Pour soigner mon cancer du sein, il a fallu avoir recours à une mastectomie du sein gauche. Après ça, la reconstruction chirurgicale n’était pas possible immédiatement. J’ai dû attendre deux ans. Mais pendant ces deux ans, j’ai parcouru un grand chemin. J’ai appris à redécouvrir mon corps, à faire la paix avec lui, à le regarder avec bienveillance et gratitude, et j’ai fini par le trouver touchant, puis beau. Oui, mais voilà, s’habiller était devenu une vraie galère. Je ne supportais pas les prothèses externes. Je les trouvais lourdes, elles me faisaient mal au dos, elles me faisaient transpirer et irritaient ma cicatrice. Et, surtout, j’avais le sentiment d’utiliser un artifice pour me soustraire au regard de l’autre, pour faire « semblant » que tout était « comme avant ».

Petit à petit, j’ai commencé à sortir sans prothèses. Mais il fallait adapter mes vêtements à ma nouvelles morphologie. J’ai commencé par bricoler avec des foulards, de la « petite couture », et c’est là que le projet a commencé à se façonner. Je me suis rendue compte que 70 % des femmes refusaient la chirurgie plastique après une mastectomie. Et que, parmi elles, il y avait des femmes comme moi, qui souhaitaient assumer sans porter de prothèse, et qu’aucune marque ne proposait de vêtements adaptés. Je me suis dis « Alors, je vais le faire ! »

Les Monocyclettes proposent des vêtements asymétriques et des tatouages temporaires, pouvez-vous nous en dire plus ?

J’ai créé Les Monocyclettes, une marque dédiée aux femmes qui ont eu un cancer du sein avec ou sans chirurgie reconstructrice.

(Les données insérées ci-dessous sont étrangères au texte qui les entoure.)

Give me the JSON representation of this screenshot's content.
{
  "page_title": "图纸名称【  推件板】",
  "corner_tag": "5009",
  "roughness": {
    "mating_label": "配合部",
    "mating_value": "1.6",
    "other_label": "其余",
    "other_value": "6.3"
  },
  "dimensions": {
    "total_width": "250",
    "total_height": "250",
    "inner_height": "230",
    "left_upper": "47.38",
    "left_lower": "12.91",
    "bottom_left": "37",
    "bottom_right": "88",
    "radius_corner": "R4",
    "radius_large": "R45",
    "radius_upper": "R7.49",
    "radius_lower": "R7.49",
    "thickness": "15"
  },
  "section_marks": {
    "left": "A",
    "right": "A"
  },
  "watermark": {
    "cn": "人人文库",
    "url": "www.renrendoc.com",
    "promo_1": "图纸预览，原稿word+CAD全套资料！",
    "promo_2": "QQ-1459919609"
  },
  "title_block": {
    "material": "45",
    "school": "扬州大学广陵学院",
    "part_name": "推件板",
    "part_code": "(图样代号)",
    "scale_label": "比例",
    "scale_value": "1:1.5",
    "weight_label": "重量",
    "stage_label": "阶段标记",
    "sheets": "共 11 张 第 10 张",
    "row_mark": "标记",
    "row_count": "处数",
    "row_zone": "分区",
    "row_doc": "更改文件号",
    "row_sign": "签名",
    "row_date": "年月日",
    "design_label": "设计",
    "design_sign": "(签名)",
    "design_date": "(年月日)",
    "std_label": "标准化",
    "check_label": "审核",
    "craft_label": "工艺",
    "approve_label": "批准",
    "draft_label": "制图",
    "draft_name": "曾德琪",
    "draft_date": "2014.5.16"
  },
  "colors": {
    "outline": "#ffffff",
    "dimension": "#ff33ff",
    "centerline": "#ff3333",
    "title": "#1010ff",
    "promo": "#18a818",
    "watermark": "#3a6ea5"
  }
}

Pour toutes les femmes qui se retrouvent avec une poitrine asymétrique et qui veulent continuer à affirmer leur style et leur féminité.

Les Monocyclettes proposent des vêtements asymétriques permettant de rééquilibrer visuellement la silhouette, et de compenser l’asymétrie du corps ; des soutiens-gorge avec un seul bonnet ; des tatouages éphémères pour couvrir et sublimer les cicatrices ; des T-shirts à message pour faire évoluer le regard de la société sur les « nouvelles Amazones ».

En cette période de crise sanitaire, votre entreprise a-t-elle rencontré des difficultés et s’il y en a eu, quels enseignements avez-vous pu en tirer ?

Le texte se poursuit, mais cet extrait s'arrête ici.